Armoede in Nederland groeit sterk
(De Volkskrant, dinsdag 29 november 2005.)
Van onze verslaggever Jeroen Trommelen
AMSTERDAM - De armoede in Nederland groeit sterk. Sinds 2001 zijn er honderdduizend huishoudens bijgekomen met een laag inkomen. In totaal heeft 10,5 procent van de Nederlandse huishoudens (680 duizend) in 2005 een laag inkomen. De onderzoekers die dit hebben berekend, beschouwen 850 euro netto per maand voor een alleenstaande en 1595 euro voor een gezin met twee kinderen als een laag inkomen.

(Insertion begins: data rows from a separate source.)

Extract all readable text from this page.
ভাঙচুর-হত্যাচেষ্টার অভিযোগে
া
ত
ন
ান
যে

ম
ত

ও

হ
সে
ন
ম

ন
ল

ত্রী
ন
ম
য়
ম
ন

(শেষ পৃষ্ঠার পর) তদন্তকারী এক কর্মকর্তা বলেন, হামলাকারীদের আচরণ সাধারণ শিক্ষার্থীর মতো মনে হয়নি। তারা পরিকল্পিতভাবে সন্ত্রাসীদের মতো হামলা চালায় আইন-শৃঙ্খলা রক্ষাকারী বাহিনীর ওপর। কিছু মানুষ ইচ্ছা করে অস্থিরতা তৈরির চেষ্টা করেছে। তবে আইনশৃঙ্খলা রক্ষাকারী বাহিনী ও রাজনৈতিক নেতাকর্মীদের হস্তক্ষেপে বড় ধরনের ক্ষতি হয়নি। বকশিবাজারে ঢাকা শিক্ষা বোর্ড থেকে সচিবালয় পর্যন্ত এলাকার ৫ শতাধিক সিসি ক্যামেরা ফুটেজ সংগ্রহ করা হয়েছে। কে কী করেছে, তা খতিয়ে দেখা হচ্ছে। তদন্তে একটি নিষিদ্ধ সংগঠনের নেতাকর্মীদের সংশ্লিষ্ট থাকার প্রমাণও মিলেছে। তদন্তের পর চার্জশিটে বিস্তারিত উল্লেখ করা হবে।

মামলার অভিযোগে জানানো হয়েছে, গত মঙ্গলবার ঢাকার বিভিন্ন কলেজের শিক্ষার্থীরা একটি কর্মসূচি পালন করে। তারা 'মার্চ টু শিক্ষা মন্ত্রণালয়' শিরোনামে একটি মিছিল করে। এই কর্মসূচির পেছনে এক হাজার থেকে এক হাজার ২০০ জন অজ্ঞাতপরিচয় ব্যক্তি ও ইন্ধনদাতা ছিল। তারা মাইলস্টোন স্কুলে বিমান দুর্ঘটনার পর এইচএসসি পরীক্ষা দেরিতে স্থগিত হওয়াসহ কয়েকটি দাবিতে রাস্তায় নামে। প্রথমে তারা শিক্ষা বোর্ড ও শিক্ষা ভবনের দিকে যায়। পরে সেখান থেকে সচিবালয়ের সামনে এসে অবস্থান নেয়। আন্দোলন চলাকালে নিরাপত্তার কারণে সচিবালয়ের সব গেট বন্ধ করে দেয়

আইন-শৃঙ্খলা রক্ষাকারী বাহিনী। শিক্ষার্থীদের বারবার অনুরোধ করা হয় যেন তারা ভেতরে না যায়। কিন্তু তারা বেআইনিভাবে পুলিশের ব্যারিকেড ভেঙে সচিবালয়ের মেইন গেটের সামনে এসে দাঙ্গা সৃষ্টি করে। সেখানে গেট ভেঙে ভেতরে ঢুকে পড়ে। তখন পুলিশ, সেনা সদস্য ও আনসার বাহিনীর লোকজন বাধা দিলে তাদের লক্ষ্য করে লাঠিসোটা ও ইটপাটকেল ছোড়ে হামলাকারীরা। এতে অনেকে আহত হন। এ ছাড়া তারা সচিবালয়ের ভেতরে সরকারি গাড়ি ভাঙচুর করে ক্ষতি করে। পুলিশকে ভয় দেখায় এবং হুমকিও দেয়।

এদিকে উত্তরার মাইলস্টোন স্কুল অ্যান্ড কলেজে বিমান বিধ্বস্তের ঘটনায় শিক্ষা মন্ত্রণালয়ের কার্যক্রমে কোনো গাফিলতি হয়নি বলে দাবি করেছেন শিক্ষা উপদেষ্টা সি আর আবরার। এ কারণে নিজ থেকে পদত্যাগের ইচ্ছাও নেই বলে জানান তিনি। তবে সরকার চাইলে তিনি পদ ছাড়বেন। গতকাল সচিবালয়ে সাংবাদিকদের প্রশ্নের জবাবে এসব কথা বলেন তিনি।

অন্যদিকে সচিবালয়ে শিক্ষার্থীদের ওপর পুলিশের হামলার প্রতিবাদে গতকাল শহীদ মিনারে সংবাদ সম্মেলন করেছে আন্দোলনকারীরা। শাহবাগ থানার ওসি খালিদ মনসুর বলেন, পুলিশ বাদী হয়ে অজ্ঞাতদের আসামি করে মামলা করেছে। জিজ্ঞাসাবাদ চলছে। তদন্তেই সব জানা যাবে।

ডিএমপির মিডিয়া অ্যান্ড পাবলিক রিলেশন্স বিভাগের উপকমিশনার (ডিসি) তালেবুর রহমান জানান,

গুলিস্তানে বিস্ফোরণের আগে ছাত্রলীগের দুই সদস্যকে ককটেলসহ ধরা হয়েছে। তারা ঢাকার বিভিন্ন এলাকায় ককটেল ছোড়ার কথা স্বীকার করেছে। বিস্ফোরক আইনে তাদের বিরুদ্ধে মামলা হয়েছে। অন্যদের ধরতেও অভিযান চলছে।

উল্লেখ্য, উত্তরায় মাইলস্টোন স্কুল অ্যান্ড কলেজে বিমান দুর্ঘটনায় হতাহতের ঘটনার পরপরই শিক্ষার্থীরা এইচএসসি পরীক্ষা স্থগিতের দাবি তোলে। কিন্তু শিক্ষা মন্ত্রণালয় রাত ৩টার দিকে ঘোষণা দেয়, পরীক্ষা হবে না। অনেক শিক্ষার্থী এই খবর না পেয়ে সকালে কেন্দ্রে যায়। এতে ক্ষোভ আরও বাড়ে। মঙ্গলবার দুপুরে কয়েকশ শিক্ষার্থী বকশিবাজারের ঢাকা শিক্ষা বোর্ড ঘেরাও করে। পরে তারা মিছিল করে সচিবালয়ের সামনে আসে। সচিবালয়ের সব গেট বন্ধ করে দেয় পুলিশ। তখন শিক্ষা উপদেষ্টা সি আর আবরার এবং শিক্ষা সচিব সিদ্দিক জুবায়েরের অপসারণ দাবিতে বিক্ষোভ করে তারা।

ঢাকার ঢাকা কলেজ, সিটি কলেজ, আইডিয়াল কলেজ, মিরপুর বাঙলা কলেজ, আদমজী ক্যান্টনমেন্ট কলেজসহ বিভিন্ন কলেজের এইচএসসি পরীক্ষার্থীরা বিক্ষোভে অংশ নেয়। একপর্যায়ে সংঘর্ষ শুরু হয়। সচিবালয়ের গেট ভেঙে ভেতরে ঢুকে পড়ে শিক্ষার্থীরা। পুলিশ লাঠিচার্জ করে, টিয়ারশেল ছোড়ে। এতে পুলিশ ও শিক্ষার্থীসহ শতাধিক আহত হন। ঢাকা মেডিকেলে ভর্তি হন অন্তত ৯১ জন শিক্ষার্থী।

Dit stellen het Sociaal en Cultureel Planbureau (SCP) en het Centraal Bureau voor de Statistiek (CBS) in de Armoedemonitor 2005, die vandaag wordt gepubliceerd.
Armoede treft steeds meer gezinnen met kinderen, blijkt uit de monitor. Een op de acht Nederlandse kinderen groeit op in een gezin met een laag inkomen. Het gaat in totaal om 430 duizend kinderen onder de 18 jaar.
Niet-westerse allochtone Nederlanders hebben van oudsher vaker een laag inkomen dan andere Nederlanders. Hoewel de verschillen kleiner worden, is het aandeel lage inkomens bij Turken, Marokkanen en Antillianen nog steeds vier keer zo hoog. Veel zelfstandig werkende allochtonen, zoals kleine winkeliers, hebben een laag tot zeer laag inkomen.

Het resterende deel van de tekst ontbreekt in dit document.